The Canadian Press
Allison Jones
TORONTO–As Ontario’s Liberals regroup following their electoral drubbing last June, one of the few remaining elected members wants to give more people a say in how their next leader is chosen.
Mitzie Hunter will call on the party at its annual general meeting this June to do away with delegated conventions and move to a one-member, one-vote system.
Delegated conventions are big, dramatic affairs but they also have fallen out of favour with most other political parties, including the federal Liberals.
They decided in 2009 to end delegated conventions and were the last federal party to do so.
Hunter said the move would take leadership decisions out of the back rooms and place them in the hands of every party member.
“I believe that the people of Ontario gave us, as Liberals, a very clear direction in the results of the last election that we do need to re-look at our party,” she remarked.
“This is a place to start, making sure that as we elect the leader of the party that the voices of all of our members who want to participate in that selection are heard,” Hunter argued.
“One member, one vote gives us that opportunity, moving away from a select group of people choosing who the leader is to every member that wants to have a say being able to do so.”
The Liberals went down in spectacular electoral defeat last June. They had held a majority government prior to the vote but were left with just seven seats–not even enough to have official party status in the legislature.
Former premier Kathleen Wynne resigned as Liberal leader and the party now is helmed on an interim basis by John Fraser.
The party is talking about waiting until after the October federal election to hold a leadership race and likely will finalize rules for that process at its annual general meeting, set for June 7–the anniversary of last year’s election.

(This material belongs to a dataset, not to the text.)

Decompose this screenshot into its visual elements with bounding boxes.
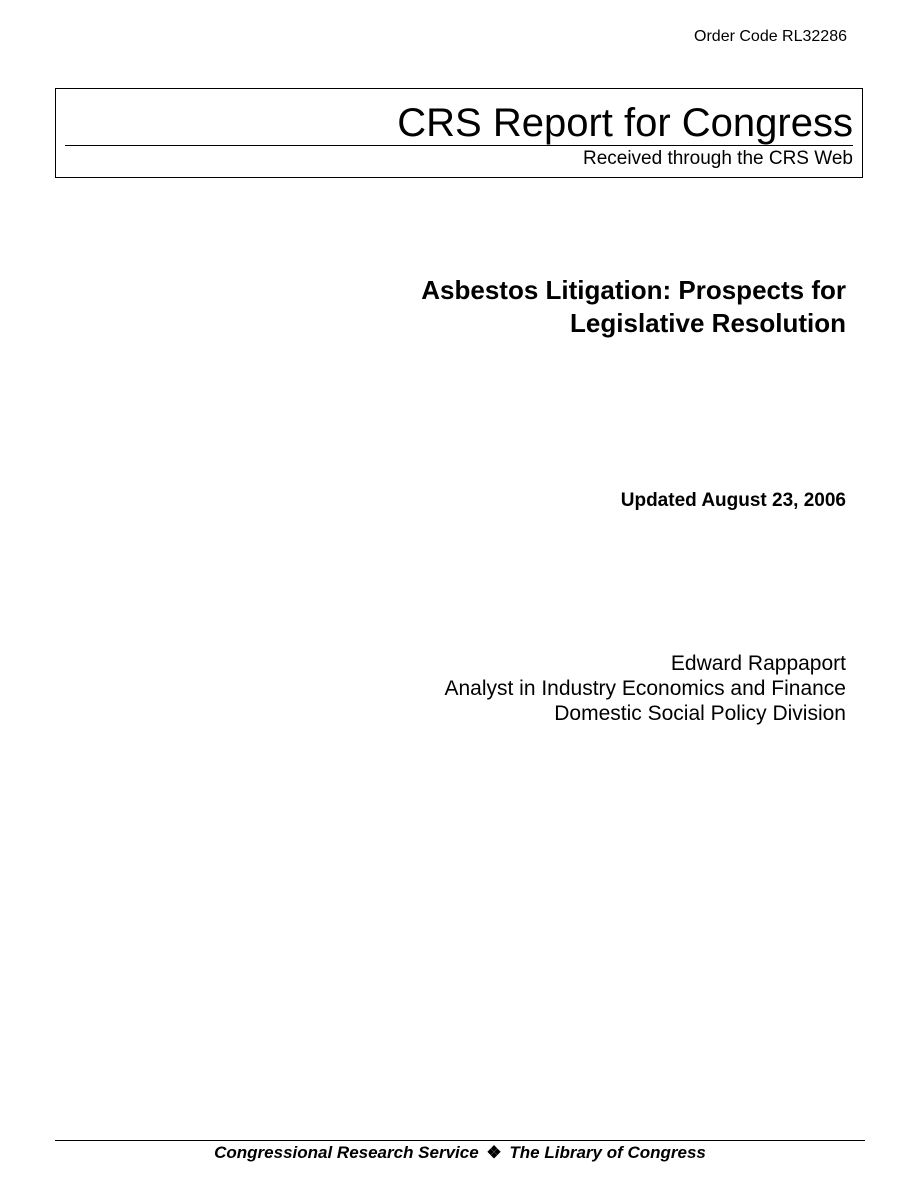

Under the Liberals’ current rules for delegated conventions, each riding association elects 15 delegates while a few other delegates are elected, such as student representatives.
There also are automatic delegates, including current and former caucus members, any candidates from the 2018 election, and members of the party executive.
There often are multiple rounds of ballots in delegated conventions, with losing candidates making deals to throw their support–and therefore their delegates’ support–behind another candidate until one person has a majority of support.
That system has run its course, Hunter said.
“We are in a space and time right now where we want to make sure that this party is open, that people feel that they have a direct choice in the leader that is selected,” she noted.
“[That] there’s nothing standing between them and that decision, and that their voice is welcomed and it is respected and it is not going to be controlled by backroom decisions.”